Intrinsic Value

DEFINITION of Intrinsic value

Intrinsic value has two primary connotations in the finance world. In the options trading world, the term refers to the difference between the option’s strike price and the market value of the underlying security.


However, the most well-known usage occurs in security analysis. There, intrinsic value is the perceived value of a security (which may differ from its market value).

It takes the value of the intangible aspects of a company into account. However, investors can never know everything about a company. And they can’t always predict which factors will negatively affect a stock.

Companies whose assets happen to be primarily intangible, such as technology and other companies with a lot of intellectual property, may experience considerable differences between their market values and their intrinsic values.


Approaches to this can distinguish value investors from growth investors. Although growth investors aggressively rely on earnings estimates that could be wrong, too high. Or otherwise unreliable, value investors only buy stocks selling at a discount to their intrinsic value. And then wait for the fair worth of their investments to be realized. Even though both types of investors must face the prospect that their companies may falter, mature, or get so big that maintaining historical growth rates is impossible. So, most value investors buy stocks with the expectation that the stock price will rise to match the intrinsic value of the company rather than the other way around.

For traders there are two ways to define it:

  • In shares trading, it can refer to the real value of a company as perceived by an investor. Some traders give prominence to strong fundamentals and others look at the potential for growth or market conditions.
  • In options trading, it is the difference between the underlying asset’s price and the option’s strike price. It is a way to calculate intrinsic value varies between the types of option. Incall options, it is the price of the underlying asset minus the strike price.

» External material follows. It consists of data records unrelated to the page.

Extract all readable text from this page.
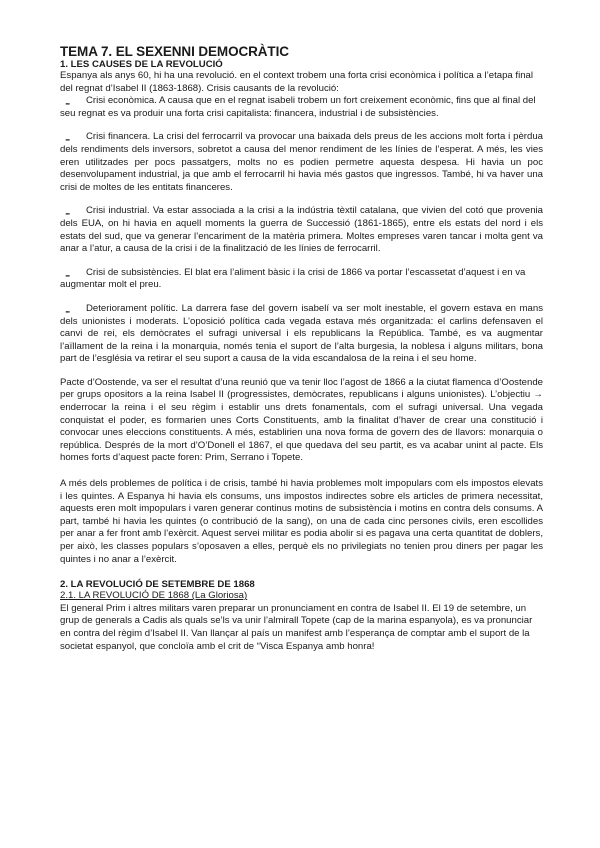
TEMA 7. EL SEXENNI DEMOCRÀTIC
1. LES CAUSES DE LA REVOLUCIÓ

Espanya als anys 60, hi ha una revolució. en el context trobem una forta crisi econòmica i política a l’etapa final del regnat d’Isabel II (1863-1868). Crisis causants de la revolució:

-	Crisi econòmica. A causa que en el regnat isabeli trobem un fort creixement econòmic, fins que al final del seu regnat es va produir una forta crisi capitalista: financera, industrial i de subsistències.

-	Crisi financera. La crisi del ferrocarril va provocar una baixada dels preus de les accions molt forta i pèrdua dels rendiments dels inversors, sobretot a causa del menor rendiment de les línies de l’esperat. A més, les vies eren utilitzades per pocs passatgers, molts no es podien permetre aquesta despesa. Hi havia un poc desenvolupament industrial, ja que amb el ferrocarril hi havia més gastos que ingressos. També, hi va haver una crisi de moltes de les entitats financeres.

-	Crisi industrial. Va estar associada a la crisi a la indústria tèxtil catalana, que vivien del cotó que provenia dels EUA, on hi havia en aquell moments la guerra de Successió (1861-1865), entre els estats del nord i els estats del sud, que va generar l’encariment de la matèria primera. Moltes empreses varen tancar i molta gent va anar a l’atur, a causa de la crisi i de la finalització de les línies de ferrocarril.

-	Crisi de subsistències. El blat era l’aliment bàsic i la crisi de 1866 va portar l’escassetat d’aquest i en va augmentar molt el preu.

-	Deteriorament polític. La darrera fase del govern isabelí va ser molt inestable, el govern estava en mans dels unionistes i moderats. L’oposició política cada vegada estava més organitzada: el carlins defensaven el canvi de rei, els demòcrates el sufragi universal i els republicans la República. També, es va augmentar l’aïllament de la reina i la monarquia, només tenia el suport de l’alta burgesia, la noblesa i alguns militars, bona part de l’església va retirar el seu suport a causa de la vida escandalosa de la reina i el seu home.

Pacte d’Oostende, va ser el resultat d’una reunió que va tenir lloc l’agost de 1866 a la ciutat flamenca d’Oostende per grups opositors a la reina Isabel II (progressistes, demòcrates, republicans i alguns unionistes). L’objectiu → enderrocar la reina i el seu règim i establir uns drets fonamentals, com el sufragi universal. Una vegada conquistat el poder, es formarien unes Corts Constituents, amb la finalitat d’haver de crear una constitució i convocar unes eleccions constituents. A més, establirien una nova forma de govern des de llavors: monarquia o república. Després de la mort d’O’Donell el 1867, el que quedava del seu partit, es va acabar unint al pacte. Els homes forts d’aquest pacte foren: Prim, Serrano i Topete.

A més dels problemes de política i de crisis, també hi havia problemes molt impopulars com els impostos elevats i les quintes. A Espanya hi havia els consums, uns impostos indirectes sobre els articles de primera necessitat, aquests eren molt impopulars i varen generar continus motins de subsistència i motins en contra dels consums. A part, també hi havia les quintes (o contribució de la sang), on una de cada cinc persones civils, eren escollides per anar a fer front amb l’exèrcit. Aquest servei militar es podia abolir si es pagava una certa quantitat de doblers, per això, les classes populars s’oposaven a elles, perquè els no privilegiats no tenien prou diners per pagar les quintes i no anar a l’exèrcit.

2. LA REVOLUCIÓ DE SETEMBRE DE 1868
2.1. LA REVOLUCIÓ DE 1868 (La Gloriosa)

El general Prim i altres militars varen preparar un pronunciament en contra de Isabel II. El 19 de setembre, un grup de generals a Cadis als quals se’ls va unir l’almirall Topete (cap de la marina espanyola), es va pronunciar en contra del règim d’Isabel II. Van llançar al país un manifest amb l’esperança de comptar amb el suport de la societat espanyol, que concloïa amb el crit de “Visca Espanya amb honra!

But, in the put options, it is the strike price minus the price of the underlying asset.

This means that a stock’s market value can differ significantly from an investor’s idea of its intrinsic value.

Some investors may choose to buy or sell the stock because of believing there is a discrepancy in its current price and its actual worth. In this case, it is similar to fair value.

Let’s say a few words on this subject. 

In options trading, it is calculated as the difference between an option’s market price and its intrinsic value. If an option has a premium of $50 and an intrinsic value of $30, its extrinsic value would be $20.

The intrinsic value measures the inherent worth of a share, extrinsic value measures how much of its worth is derived from external factors.